Sam's Club will host job fairs at all ten locations to help displaced workers find jobs at other Sam's Club and Walmart stores. The company has also offered to refund membership fees in areas where stores are being closed and is trying to steer customers to other store locations. The move is bound to affect revenues in locales where stores are shuttered: in the Louisville area, city officials anticipate that the shuttering warehouse club will cost the area more than $500,000, totaling approximately 5% of the city's general fund revenue.

Major layoffs like the one Sam's Club is embarking on have filled the news lately. In the past week, Lockheed Martin (LMT) announced it was dropping 1,200 workers and United Parcel Service (UPS) said it would let 1,800 people go. DailyFinance's parent Aol (AOL) has also been streamlining its workforce, with the aim of cutting as many as 2,500 jobs.

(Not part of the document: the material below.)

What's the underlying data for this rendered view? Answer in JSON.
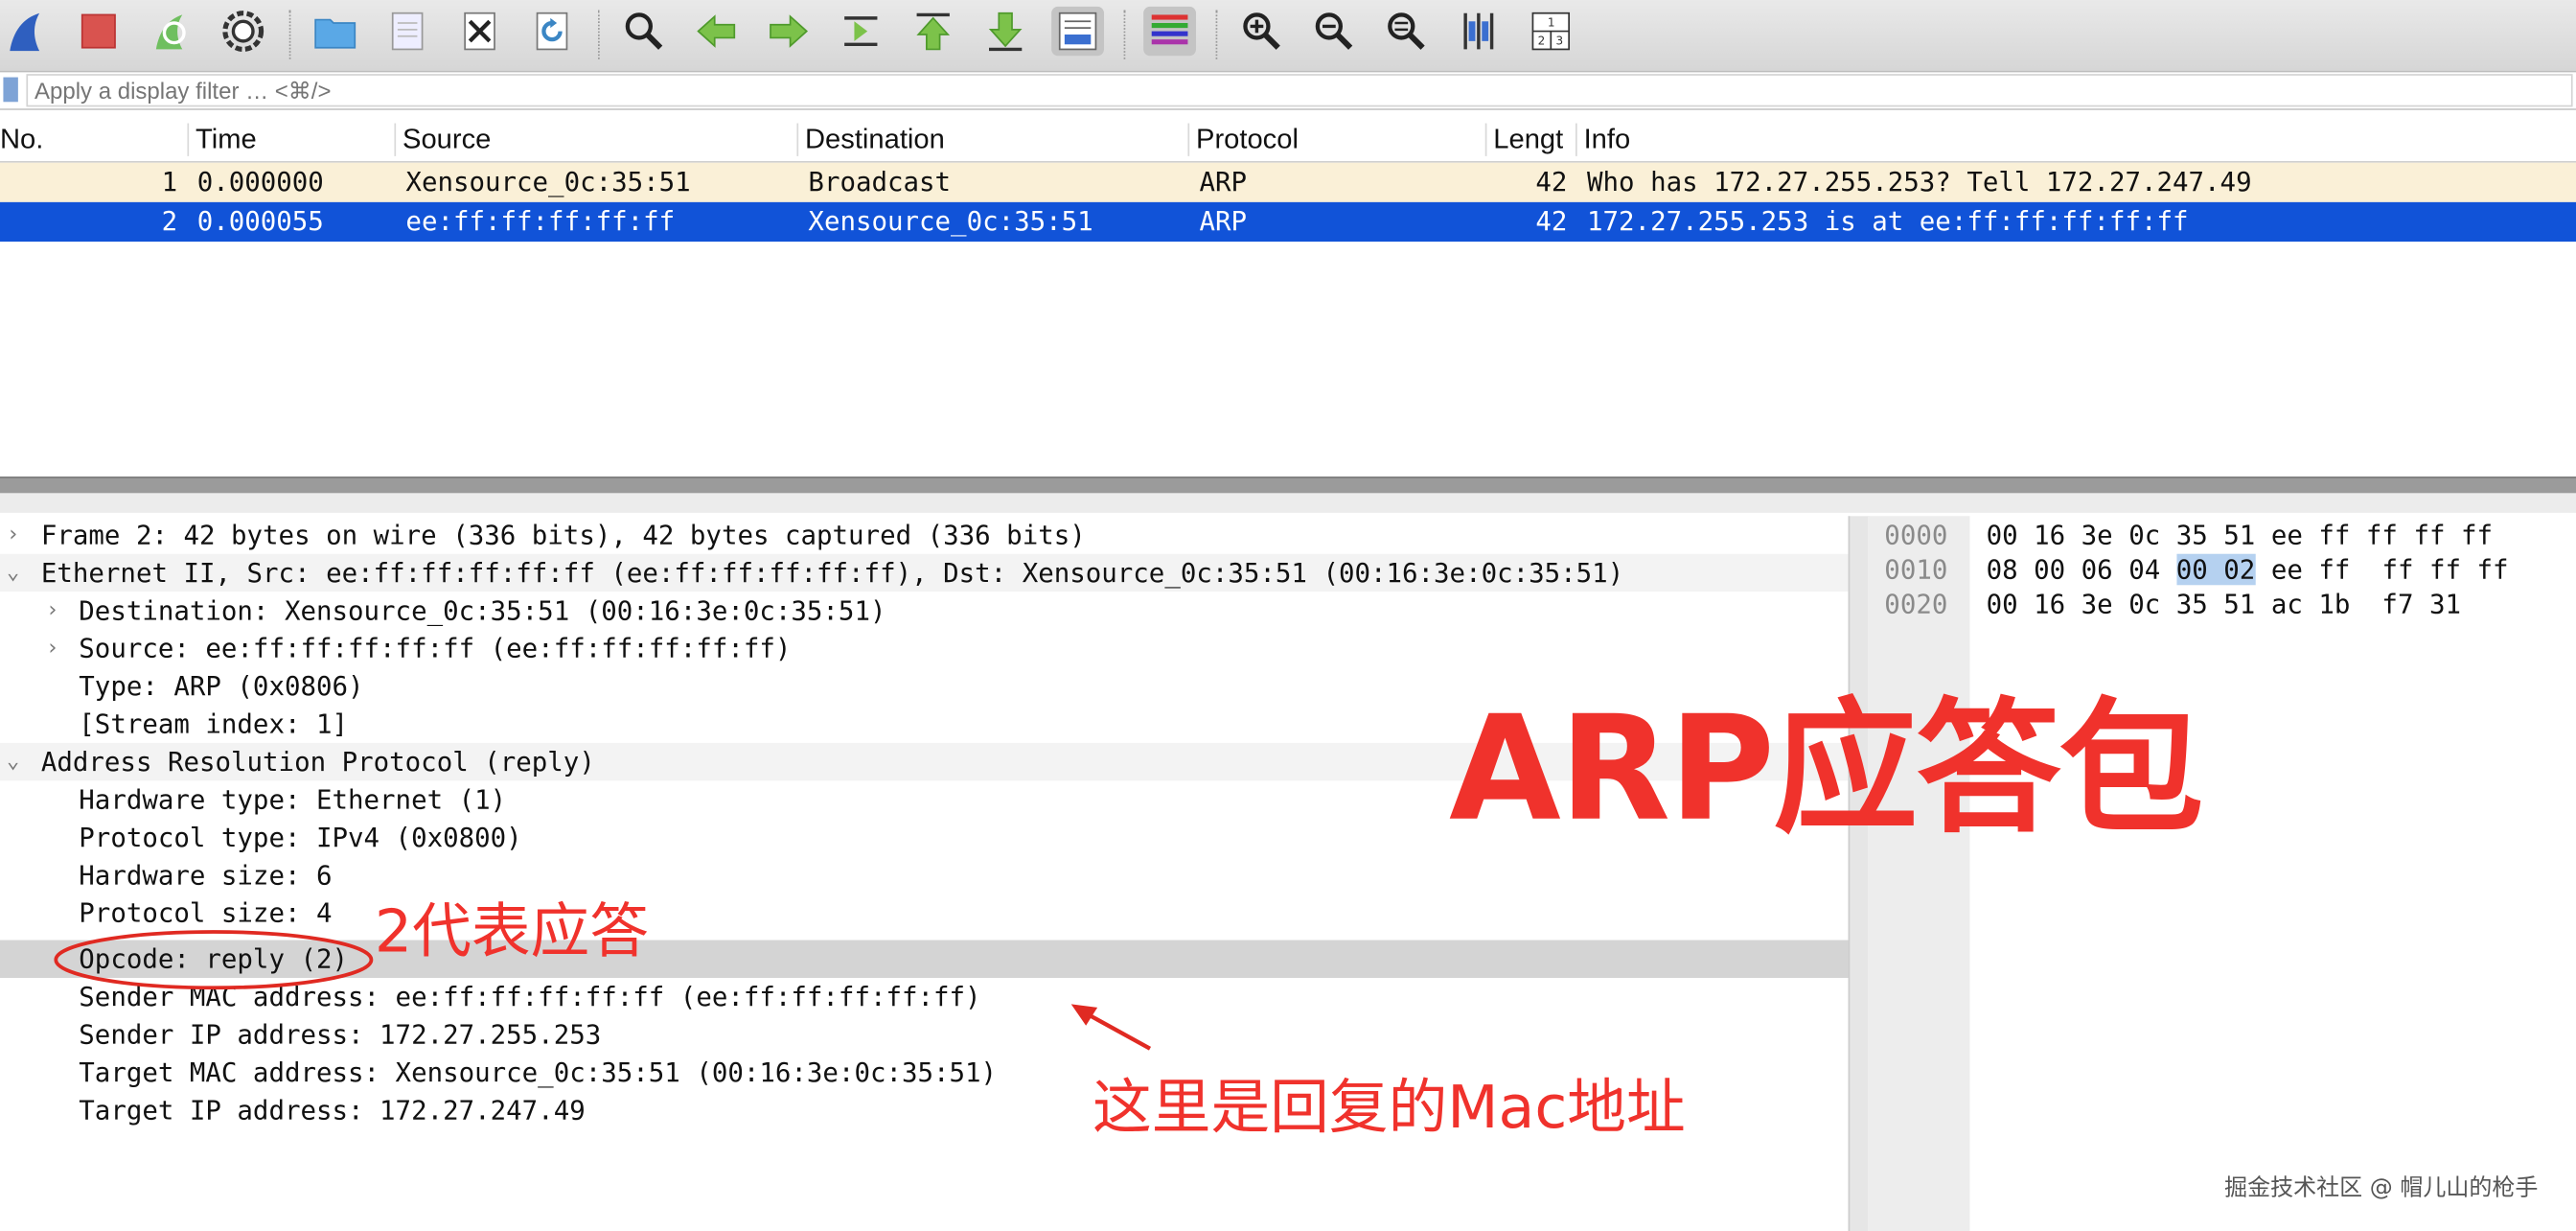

Still, there remains a key difference between Sam's Club and the other companies that are clearing the decks. Throughout the recession, the conventional wisdom has held that the retail slowdown was, to some extent, reflective of a consumer move from high-end to low-end stores. No longer able to justify expensive "aspirational" purchases, customers chose instead to patronize bargain-priced stores. In general, Walmart and Sam's Club were perceived to be the winner in this trend, as their business model was designed to appeal to lower- and middle-income families. But these closures, and the dropping revenue that has inspired them, represents a worrisome trend: after all, if the stores that are best situated to ride out a recession can't keep their heads above water, then the future looks bleak for more upscale establishments.